Une condamnation ou des contacts antérieurs avec la police ont une forte incidence sur la probabilité que des accusations soient portées (Conly, 1978; Doob, 1983; Doob et Chan, 1982; Ericson, 1982). Peu importe qu'il y ait eu dépôt d'accusations ou verdict de culpabilité, le fait d'avoir eu des contacts avec la police étiquette l'adolescent comme délinquant probable et augmente la probabilité de mesures officielles ou d'un contact subséquent. L'analyse statistique des modes de classement par la police menée par Doob et Chan (1982) a permis de constater que les contacts antérieurs étaient un des éléments les plus importants, sinon le plus important, dans la décision de porter des accusations. Par ailleurs, Conly a constaté que les jeunes ayant déjà été accusés étaient beaucoup plus susceptibles d'être accusés pour le nouvel incident (52 p. 100) que ceux qui avaient déjà eu un contact, mais sans être accusés. La probabilité que ces derniers soient accusés (28 p. 100) était sensiblement la même (27 p. 100) que pour ceux qui n'avaient pas de dossier de contacts antérieurs (27 p. 100) (1978: 30).

Nous avons demandé aux répondants de parler de l'incidence, sur la décision de déposer des accusations, des contacts antérieurs de l'adolescent arrêté avec la police, de l'utilisation antérieure de mesures de rechange (surtout dans les territoires utilisant la déjudiciarisation avant le dépôt des accusations), des accusations antérieures et des condamnations antérieures. Aucun d'entre eux n'était porté à différencier ces éléments.

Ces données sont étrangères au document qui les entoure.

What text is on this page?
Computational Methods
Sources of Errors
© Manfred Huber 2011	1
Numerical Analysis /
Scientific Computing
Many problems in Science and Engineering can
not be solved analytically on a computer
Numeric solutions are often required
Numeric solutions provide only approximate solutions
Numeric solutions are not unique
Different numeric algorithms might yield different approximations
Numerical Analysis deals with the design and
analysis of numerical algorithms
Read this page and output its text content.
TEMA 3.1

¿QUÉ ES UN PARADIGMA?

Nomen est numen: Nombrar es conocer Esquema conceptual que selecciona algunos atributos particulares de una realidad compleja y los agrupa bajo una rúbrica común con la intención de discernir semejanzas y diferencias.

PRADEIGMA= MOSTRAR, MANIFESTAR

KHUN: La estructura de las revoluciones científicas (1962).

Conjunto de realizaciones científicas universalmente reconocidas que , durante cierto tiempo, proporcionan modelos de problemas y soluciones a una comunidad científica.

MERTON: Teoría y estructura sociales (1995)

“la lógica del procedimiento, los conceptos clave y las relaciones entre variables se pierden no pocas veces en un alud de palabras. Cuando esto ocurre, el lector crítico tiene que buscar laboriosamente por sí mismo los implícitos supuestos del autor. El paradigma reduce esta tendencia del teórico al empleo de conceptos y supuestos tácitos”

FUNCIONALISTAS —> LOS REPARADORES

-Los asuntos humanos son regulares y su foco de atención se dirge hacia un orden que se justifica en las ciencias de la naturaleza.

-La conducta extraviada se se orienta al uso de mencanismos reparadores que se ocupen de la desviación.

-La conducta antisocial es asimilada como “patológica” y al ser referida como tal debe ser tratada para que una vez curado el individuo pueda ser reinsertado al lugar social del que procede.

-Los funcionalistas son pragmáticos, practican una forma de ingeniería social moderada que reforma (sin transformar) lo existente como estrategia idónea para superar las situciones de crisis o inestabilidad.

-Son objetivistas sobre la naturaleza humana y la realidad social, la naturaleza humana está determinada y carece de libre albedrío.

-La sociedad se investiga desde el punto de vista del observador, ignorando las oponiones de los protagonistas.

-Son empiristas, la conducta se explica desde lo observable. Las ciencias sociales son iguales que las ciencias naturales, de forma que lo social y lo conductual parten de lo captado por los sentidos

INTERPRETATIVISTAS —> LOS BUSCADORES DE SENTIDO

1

Presque tous les répondants (96 p. 100) ont indiqué qu'un dossier antérieur (peu importe le type) est un facteur important (87 p. 100) ou un facteur (9 p. 100) dans leur décision. Les policiers ont rappelé, à plusieurs reprises, qu'ils considèrent les antécédents de l'adolescent comme un facteur aussi important que la gravité de l'infraction elle-même. Ils évaluaient ces deux facteurs en même temps et il s'agissait, inévitablement, des premiers et des principaux facteurs dont ils disaient tenir compte.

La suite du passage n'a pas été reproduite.